From a governance perspective, SAB 120 reminds companies of “the importance of strong corporate governance and controls in granting share options, as well as the requirements to maintain effective internal control over financial reporting and disclosure controls and procedures.” In this regard, SAB 120 suggests that prior to making a spring-loaded award, companies should consider whether the award is consistent with the company’s policies and procedures, including its compensation plan approved by shareholders, other governance policies, and legal requirements.
From a disclosure perspective, FASB ASC 718 requires companies to disclose sufficient information to enable users of the financial statements to understand the nature and terms of share-based payment arrangements that existed during the period and the potential effects of such arrangements on shareholders. This includes providing a description of the method used and significant assumptions used to estimate the fair value of awards under share-based payment arrangements. SAB 120 articulates a number of expected financial statement footnote disclosures on top of the ASC 718 requirements in the spring-loaded award context:
- How the company determined the current price of shares underlying share options for purposes of determining the grant-date fair value of its share options in accordance with FASB ASC Topic 718.
- The company’s accounting policy related to how it identifies when an adjustment to the closing price is required, how it determined the amount of the adjustment to the closing share price, and any significant assumptions used to determine such adjustment, if material.
- The characteristics of the share options, including their spring-loaded nature, if such options differ to such an extent from the company’s other share-based payment arrangements. Spring-loaded awards may also need to be disclosed separately from other share-based payment arrangements to best describe the company’s use of share-based compensation.

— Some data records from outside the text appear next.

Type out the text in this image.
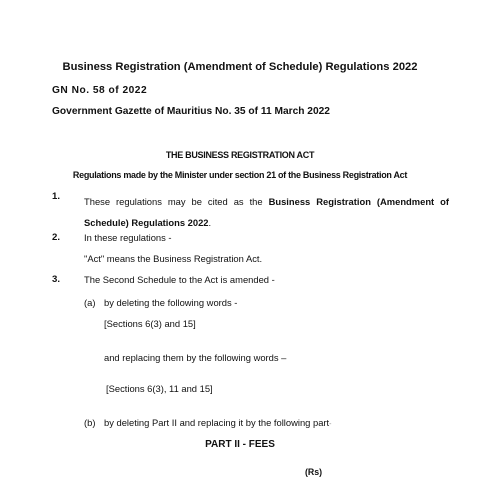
Business Registration (Amendment of Schedule) Regulations 2022
GN No. 58 of 2022
Government Gazette of Mauritius No. 35 of 11 March 2022
THE BUSINESS REGISTRATION ACT
Regulations made by the Minister under section 21 of the Business Registration Act
1.	These regulations may be cited as the Business Registration (Amendment of Schedule) Regulations 2022.
2.	In these regulations -
"Act" means the Business Registration Act.
3.	The Second Schedule to the Act is amended -
(a) by deleting the following words -
[Sections 6(3) and 15]
and replacing them by the following words –
[Sections 6(3), 11 and 15]
(b) by deleting Part II and replacing it by the following part-
PART II - FEES
(Rs)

Additionally, SAB 120 notes that companies “should consider the applicability of MD&A and other disclosure requirements, including those related to liquidity and capital resources, results of operations, critical accounting estimates, executive compensation, and transactions with related persons.” In particular, companies should keep in mind the SEC’s 2006 guidance that a company’s Compensation Discussion and Analysis section must disclose if the company has, or expects to have, “a program, plan or practice to select option grant dates for executive officers in coordination with the release of material non-public information.”